I love that straw in the manger thing. I think it's wonderful! And no, you're not alone in the realm of naughty children. Lilly wants to put up a sign that says "no elves allowed" so she can keep being naughty and still get Christmas presents. I thought the Santa thing was supposed to work!

Momo Cannon said...

What you are doing is the hardest thing in the world, but you are doing a great job! It does pay off (like Peter in church) occasionally and it is worth the price. Just "keep calm and carry on."

The Dahle Family said...

I know those feelings, Sarah! Best friends one minute and screaming like banshees at each other the next. And a sensitive, volatile child with load screams, yeah, my second child could also be described that way! But also so completely sweet, melt-your heart, wants nothing more than to please you and serve and share. I think most of the time the second description, but those moments of contention sure do get exhausting! Thanks for sharing your great mothering ideas!

Rachel Sorber said...

Way to go, Sarah. I hear you. Emily is my number one stresser right now, and her frequent screams and tantrums are not just the result of her sisters, I hate to say. I am her worst enemy some days. I don't mean to be, but somehow I just don't do things right by her...a lot...and it makes everybody suffer. Sigh.

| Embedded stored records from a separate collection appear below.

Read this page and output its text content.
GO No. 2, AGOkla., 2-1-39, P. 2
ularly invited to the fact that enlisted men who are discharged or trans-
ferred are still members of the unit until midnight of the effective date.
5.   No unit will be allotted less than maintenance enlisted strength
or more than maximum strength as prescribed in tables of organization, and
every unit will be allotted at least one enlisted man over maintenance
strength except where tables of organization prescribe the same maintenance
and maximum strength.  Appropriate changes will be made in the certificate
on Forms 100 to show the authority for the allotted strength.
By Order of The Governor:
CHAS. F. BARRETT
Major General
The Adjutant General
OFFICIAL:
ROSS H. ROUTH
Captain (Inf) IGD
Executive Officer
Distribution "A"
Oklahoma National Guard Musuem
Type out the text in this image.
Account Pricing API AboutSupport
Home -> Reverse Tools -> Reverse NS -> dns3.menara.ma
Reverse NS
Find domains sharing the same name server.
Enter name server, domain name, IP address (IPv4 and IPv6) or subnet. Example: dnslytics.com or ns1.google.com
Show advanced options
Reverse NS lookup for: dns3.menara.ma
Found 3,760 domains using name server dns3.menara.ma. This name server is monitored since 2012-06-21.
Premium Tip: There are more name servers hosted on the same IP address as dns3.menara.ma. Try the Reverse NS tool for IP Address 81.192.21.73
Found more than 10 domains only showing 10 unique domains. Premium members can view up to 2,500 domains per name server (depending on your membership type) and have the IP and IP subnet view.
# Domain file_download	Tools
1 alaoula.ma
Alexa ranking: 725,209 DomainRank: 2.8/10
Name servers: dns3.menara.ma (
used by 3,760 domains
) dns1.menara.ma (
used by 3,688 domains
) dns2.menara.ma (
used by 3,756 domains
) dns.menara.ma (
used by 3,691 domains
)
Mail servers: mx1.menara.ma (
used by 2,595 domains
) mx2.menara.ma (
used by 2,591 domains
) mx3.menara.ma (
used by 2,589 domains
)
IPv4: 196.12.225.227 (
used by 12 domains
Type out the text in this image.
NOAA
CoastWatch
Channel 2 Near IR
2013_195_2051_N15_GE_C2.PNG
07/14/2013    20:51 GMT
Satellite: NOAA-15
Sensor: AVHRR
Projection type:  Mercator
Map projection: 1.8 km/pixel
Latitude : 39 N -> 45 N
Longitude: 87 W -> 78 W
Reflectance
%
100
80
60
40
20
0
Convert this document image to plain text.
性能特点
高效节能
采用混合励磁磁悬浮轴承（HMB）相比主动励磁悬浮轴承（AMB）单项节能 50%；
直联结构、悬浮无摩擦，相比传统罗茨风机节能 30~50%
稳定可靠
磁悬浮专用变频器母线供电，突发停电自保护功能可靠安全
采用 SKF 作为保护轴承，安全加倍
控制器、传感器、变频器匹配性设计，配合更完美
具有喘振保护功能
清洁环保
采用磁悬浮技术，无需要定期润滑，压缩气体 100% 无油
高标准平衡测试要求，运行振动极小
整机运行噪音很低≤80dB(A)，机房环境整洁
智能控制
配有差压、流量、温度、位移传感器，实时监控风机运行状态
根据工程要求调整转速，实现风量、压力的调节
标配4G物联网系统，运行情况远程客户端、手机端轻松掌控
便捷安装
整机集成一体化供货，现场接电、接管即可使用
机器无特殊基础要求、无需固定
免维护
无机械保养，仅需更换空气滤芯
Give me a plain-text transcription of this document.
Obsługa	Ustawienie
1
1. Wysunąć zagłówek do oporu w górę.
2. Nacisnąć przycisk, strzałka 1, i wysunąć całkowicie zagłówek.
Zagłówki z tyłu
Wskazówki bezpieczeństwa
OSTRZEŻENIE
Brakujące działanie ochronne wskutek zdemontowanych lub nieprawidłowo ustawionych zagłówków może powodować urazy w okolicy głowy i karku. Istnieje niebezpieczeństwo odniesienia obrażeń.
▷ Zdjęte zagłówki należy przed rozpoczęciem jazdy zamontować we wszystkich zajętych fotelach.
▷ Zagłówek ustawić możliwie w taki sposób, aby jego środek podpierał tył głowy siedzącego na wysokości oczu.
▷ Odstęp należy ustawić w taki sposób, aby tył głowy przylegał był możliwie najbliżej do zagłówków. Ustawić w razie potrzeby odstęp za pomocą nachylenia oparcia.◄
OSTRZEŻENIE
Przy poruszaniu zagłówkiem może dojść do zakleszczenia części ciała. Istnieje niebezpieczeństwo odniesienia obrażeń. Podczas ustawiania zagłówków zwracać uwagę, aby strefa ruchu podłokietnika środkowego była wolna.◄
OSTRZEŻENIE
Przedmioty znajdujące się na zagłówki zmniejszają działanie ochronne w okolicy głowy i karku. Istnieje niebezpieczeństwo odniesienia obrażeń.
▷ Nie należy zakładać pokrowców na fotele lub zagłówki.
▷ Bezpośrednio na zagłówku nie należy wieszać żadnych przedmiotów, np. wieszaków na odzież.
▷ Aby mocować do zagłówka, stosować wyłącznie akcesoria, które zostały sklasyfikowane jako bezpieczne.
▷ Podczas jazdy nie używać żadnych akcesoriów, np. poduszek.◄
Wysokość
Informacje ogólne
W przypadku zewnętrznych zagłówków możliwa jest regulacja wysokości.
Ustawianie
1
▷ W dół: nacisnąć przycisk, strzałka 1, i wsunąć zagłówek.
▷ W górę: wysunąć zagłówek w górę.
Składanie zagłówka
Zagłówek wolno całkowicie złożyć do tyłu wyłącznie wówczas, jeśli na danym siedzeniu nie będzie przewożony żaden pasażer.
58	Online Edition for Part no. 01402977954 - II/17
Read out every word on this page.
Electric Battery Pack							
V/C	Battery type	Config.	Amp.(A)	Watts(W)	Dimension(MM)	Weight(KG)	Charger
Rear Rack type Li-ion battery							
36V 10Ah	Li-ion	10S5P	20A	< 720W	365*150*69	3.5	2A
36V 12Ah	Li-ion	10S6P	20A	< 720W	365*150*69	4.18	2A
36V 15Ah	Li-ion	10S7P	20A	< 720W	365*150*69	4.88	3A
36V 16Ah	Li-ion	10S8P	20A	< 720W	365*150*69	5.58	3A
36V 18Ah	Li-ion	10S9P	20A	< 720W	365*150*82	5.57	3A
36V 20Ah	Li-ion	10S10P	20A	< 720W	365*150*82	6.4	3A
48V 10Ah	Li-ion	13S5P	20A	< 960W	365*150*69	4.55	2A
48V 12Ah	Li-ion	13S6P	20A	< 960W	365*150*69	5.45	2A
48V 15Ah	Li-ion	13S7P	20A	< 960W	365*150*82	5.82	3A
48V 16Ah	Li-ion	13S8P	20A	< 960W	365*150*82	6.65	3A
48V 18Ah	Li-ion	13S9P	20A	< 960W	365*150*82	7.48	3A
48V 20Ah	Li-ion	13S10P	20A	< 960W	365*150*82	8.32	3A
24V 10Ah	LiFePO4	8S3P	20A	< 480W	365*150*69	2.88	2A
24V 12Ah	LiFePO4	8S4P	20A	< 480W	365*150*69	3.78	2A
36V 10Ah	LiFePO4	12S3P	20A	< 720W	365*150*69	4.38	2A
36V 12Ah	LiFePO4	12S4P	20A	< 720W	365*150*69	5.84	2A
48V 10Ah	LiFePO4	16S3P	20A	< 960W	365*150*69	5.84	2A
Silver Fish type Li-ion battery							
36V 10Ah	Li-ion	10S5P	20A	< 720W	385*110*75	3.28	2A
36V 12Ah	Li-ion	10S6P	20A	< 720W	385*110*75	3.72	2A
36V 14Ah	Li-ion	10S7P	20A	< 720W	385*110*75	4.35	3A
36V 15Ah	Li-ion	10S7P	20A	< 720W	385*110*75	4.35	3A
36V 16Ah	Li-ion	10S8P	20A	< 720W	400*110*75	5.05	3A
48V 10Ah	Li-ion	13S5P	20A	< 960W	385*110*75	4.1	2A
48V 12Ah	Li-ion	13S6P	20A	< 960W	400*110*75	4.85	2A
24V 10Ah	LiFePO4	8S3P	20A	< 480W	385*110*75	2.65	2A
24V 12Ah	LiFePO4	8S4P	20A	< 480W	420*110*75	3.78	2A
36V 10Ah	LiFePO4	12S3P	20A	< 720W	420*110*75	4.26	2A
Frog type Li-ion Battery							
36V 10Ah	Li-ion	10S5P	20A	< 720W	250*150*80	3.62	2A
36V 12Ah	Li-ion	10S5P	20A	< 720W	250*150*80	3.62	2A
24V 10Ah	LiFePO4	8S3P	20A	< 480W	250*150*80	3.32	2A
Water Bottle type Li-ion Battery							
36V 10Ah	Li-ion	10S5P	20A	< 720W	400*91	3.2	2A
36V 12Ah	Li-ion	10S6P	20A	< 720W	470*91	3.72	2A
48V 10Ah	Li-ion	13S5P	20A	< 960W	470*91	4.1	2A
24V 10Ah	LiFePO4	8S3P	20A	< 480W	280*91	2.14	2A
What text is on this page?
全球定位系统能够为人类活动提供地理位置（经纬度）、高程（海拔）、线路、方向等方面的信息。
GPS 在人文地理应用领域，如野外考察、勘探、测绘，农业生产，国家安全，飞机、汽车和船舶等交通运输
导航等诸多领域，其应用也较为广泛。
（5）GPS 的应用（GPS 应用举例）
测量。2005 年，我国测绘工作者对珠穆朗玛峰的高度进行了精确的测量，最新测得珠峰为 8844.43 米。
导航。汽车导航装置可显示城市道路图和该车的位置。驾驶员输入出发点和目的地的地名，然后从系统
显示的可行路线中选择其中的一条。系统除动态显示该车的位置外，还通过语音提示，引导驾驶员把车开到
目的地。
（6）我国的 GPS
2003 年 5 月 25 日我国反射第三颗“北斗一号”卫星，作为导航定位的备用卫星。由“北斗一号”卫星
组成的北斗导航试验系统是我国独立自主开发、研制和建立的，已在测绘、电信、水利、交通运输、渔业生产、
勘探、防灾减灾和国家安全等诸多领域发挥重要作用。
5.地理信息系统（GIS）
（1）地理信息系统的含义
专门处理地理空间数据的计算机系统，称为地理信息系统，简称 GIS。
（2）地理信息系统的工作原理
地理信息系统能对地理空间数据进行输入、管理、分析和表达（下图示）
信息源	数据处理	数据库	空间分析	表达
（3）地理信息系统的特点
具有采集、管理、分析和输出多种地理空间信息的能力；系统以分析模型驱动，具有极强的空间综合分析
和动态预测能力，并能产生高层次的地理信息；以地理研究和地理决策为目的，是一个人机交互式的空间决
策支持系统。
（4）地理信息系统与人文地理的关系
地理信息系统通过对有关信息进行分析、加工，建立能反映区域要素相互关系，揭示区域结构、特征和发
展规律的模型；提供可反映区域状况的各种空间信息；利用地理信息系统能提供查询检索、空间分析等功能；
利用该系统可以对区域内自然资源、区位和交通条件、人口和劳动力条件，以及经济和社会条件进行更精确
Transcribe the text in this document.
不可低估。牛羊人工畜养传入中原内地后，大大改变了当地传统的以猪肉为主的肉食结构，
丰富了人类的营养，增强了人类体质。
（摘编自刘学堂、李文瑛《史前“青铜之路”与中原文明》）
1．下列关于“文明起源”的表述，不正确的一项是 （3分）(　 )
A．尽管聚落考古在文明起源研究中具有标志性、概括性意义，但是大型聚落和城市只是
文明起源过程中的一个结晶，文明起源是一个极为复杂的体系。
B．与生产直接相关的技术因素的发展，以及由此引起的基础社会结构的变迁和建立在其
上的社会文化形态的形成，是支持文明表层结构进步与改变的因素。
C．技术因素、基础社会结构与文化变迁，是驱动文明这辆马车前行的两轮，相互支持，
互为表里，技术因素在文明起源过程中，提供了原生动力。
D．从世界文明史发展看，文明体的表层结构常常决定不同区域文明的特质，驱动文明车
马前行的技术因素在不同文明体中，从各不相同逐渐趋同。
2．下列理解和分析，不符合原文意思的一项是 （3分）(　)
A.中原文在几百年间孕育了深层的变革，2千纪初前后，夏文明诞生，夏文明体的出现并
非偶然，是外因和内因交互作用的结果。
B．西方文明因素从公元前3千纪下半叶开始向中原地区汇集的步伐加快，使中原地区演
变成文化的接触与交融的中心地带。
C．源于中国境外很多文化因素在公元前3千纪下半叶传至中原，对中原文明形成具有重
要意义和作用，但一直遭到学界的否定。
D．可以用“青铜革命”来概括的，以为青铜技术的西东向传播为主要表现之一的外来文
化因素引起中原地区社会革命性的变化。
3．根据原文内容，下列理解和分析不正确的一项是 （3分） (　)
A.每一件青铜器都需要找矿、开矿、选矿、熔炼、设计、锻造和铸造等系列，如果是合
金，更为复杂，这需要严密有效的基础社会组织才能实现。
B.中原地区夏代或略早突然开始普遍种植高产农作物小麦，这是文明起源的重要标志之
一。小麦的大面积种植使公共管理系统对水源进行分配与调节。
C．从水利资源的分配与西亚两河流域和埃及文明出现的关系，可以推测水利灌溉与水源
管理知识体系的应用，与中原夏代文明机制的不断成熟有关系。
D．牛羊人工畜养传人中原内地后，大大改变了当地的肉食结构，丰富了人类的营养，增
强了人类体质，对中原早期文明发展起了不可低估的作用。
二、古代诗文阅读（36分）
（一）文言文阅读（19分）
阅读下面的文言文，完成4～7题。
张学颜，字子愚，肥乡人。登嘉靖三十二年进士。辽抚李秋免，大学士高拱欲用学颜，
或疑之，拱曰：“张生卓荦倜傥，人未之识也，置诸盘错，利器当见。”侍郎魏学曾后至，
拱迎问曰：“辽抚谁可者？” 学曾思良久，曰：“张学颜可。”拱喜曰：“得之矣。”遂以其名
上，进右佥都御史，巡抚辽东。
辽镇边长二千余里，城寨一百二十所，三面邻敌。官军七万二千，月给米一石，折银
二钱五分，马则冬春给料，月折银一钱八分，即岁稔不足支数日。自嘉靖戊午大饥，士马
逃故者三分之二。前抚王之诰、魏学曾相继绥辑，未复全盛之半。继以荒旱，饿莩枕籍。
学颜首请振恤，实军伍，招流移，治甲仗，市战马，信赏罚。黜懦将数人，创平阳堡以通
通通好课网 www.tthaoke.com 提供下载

I love the Christmas manger. We haven't done that yet, but I want to carry on that tradition, too. Maybe next year when we can actually have Christmas decorations up... :) Kiss those cute kids for me. I think you might hate me for what I got them for Christmas. Sorry in advance.

Sarah said...

I so could have written this post! Emma's teacher also puts toys in time out if the kids fight over them or don't clean them up. Reading that on your blog though was like revelation...why didn't I think to do that at home too??? Totally implementing that idea here because I know it works for her at school.